Re: Electrical Questions

Mike Perry

Hello Charlie:

I think the T-tail in the Q functions more as a trim surface than a lifting surface. The Q T-tail can produce upward or downward force, unlike the Piaggio Avanti or some of the ideas on the Q-Performance list.

In cruise, the T-tail is much different than the reflexor but in landing, the function of the T-tail is similar: it lets you set the angle of attack so you get the tail on the ground as you touch down. That is one of the critical elements in improving the Q's ground handling.

After touchdown, the reflexor lets you reduce lift from the main wing and increase downward force on the tail wheel; the T-tail can increase the downward force but does not change the lift of the main wing.
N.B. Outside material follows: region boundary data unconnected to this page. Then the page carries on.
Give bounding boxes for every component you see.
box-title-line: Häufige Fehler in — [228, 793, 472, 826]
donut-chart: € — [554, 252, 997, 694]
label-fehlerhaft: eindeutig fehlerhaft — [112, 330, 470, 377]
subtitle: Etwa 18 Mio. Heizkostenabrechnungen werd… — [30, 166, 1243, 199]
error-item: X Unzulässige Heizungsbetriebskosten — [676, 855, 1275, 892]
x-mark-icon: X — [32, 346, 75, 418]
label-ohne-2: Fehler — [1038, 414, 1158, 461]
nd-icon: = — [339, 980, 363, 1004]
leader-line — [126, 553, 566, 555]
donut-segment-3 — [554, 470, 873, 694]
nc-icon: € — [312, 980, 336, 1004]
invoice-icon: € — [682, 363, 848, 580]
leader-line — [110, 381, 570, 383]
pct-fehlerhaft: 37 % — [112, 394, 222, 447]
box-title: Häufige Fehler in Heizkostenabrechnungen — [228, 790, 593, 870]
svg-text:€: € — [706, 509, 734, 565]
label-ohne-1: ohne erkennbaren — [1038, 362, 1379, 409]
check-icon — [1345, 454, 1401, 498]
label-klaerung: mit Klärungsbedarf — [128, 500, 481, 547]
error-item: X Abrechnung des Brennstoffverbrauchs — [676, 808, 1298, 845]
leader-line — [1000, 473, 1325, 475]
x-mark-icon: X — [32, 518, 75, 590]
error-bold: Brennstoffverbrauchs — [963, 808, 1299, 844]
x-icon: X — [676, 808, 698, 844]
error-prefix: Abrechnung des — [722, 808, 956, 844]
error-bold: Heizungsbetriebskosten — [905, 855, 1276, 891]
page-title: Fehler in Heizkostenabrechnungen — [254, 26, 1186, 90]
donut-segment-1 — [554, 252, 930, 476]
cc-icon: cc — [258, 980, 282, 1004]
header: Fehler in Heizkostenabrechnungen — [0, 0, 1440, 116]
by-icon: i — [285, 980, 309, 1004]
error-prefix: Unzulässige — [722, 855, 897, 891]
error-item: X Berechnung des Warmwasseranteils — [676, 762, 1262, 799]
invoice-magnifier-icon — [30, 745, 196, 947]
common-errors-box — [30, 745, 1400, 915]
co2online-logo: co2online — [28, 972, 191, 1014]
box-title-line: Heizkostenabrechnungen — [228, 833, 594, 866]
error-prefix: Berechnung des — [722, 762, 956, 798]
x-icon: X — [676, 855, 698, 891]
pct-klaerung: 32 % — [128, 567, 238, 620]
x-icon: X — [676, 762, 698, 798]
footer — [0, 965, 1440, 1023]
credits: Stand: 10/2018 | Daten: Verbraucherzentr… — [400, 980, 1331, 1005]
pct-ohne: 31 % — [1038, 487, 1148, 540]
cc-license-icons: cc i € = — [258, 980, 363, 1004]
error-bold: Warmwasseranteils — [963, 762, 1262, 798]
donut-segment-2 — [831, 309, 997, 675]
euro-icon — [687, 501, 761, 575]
Overall, I prefer the reflexor to the T-tail (simplicity, less weight, less drag) but I'm not sure I would change a plane that had a T-tail.

Mike Perry

oneskydog@... wrote:

Mike and Jeff,

In my opinion th "T" tail does not do the same thing as the reflexer. The
reflexer adjusts the rear wing lift force to move the center of lift forward
and back which changes the attitude of the plane. A "T" tail adds an
additional lifting surface that fights the fixed lift distribution between the
canard and the wing. This complicates the aerodynamics vs simply reducing or
increasing the total lift of the wing to change attitude.

I believe the reflexer is much easier to incorporate than a "T" tail
simplifying and saving weight is not a bad thing.


Charlie Johnson a.k.a. One Sky Dog

In a message dated 9/25/2009 10:53:32 P.M. Mountain Daylight Time,
dmperry1012@... <> writes:

I think you are correct about the T-tail. I wouldn't chose to build a
T-tail (more complex than the reflexor) but if it was there I would use
it. Details on the T-tail are in old newsletters which I haven't read
in years so take my comments with a large grain of salt.